Enter the warehouse, please. There’s a wealth of information to look at. Yes, it’s a big place. But, you know, when dealing with financial stocks, you got to know the basics. So here’s the “stock” information. Make room in your head for it, please.
The definition of “stock”: it is the smallest unit of ownership within a company. That means if a person actually owns some “stock” in an organization, that person has partial ownership of the organization. Which means any profit the organization earns, the stockholder earns as well.
Traditionally, stockholders have a right to vote on matters regarding memberships within the board of directors of the company itself. A company can distribute profits, and stockholders will receive a proportionate share. Sounds fair and easy and not terribly exciting, but the REAL benefit to turn your head and do a double take is the fact that standard stock holding comes with a limited liability. What that means is if the company loses money (case in point, a hefty lawsuit, for instance), a person’s stock will only dissolve without any obligation to pay it back or deliver collateral. In essence, the stockholder is protected from loss.

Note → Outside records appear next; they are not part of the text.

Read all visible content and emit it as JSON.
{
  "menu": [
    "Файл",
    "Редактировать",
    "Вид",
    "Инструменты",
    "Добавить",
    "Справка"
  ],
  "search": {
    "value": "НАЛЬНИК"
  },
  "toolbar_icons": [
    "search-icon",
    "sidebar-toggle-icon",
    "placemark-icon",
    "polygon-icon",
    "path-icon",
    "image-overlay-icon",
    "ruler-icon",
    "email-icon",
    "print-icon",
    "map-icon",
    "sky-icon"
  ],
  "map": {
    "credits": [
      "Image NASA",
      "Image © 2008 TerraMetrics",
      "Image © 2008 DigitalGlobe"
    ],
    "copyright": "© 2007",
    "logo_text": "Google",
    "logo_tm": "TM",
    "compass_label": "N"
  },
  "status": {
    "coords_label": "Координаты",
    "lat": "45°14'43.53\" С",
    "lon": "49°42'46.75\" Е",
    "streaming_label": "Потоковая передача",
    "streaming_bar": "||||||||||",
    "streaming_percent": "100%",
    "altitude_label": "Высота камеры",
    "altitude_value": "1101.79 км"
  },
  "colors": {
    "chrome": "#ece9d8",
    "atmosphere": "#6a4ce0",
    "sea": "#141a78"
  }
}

Now keep this in mind; there are two types of stock: preferred and common. What common stocks represent is the majority held by the public. That includes a share in dividends and voting rights. Preferred prioritizes dividends on a much higher level; however less rights are available for holders.
Stocks generally have a characteristic that is beneficial to a holder, and that is called “liquidity”, which is the ability for an asset or share in stock to convert easily into cash and to be traded back and forth easily without any loss of time. In other words, stocks are easily manageable and convenient for both the buyer and seller.
There’s much more to know about stocks; but this is the basic knowledge for you. Stock information. Remember it clearly.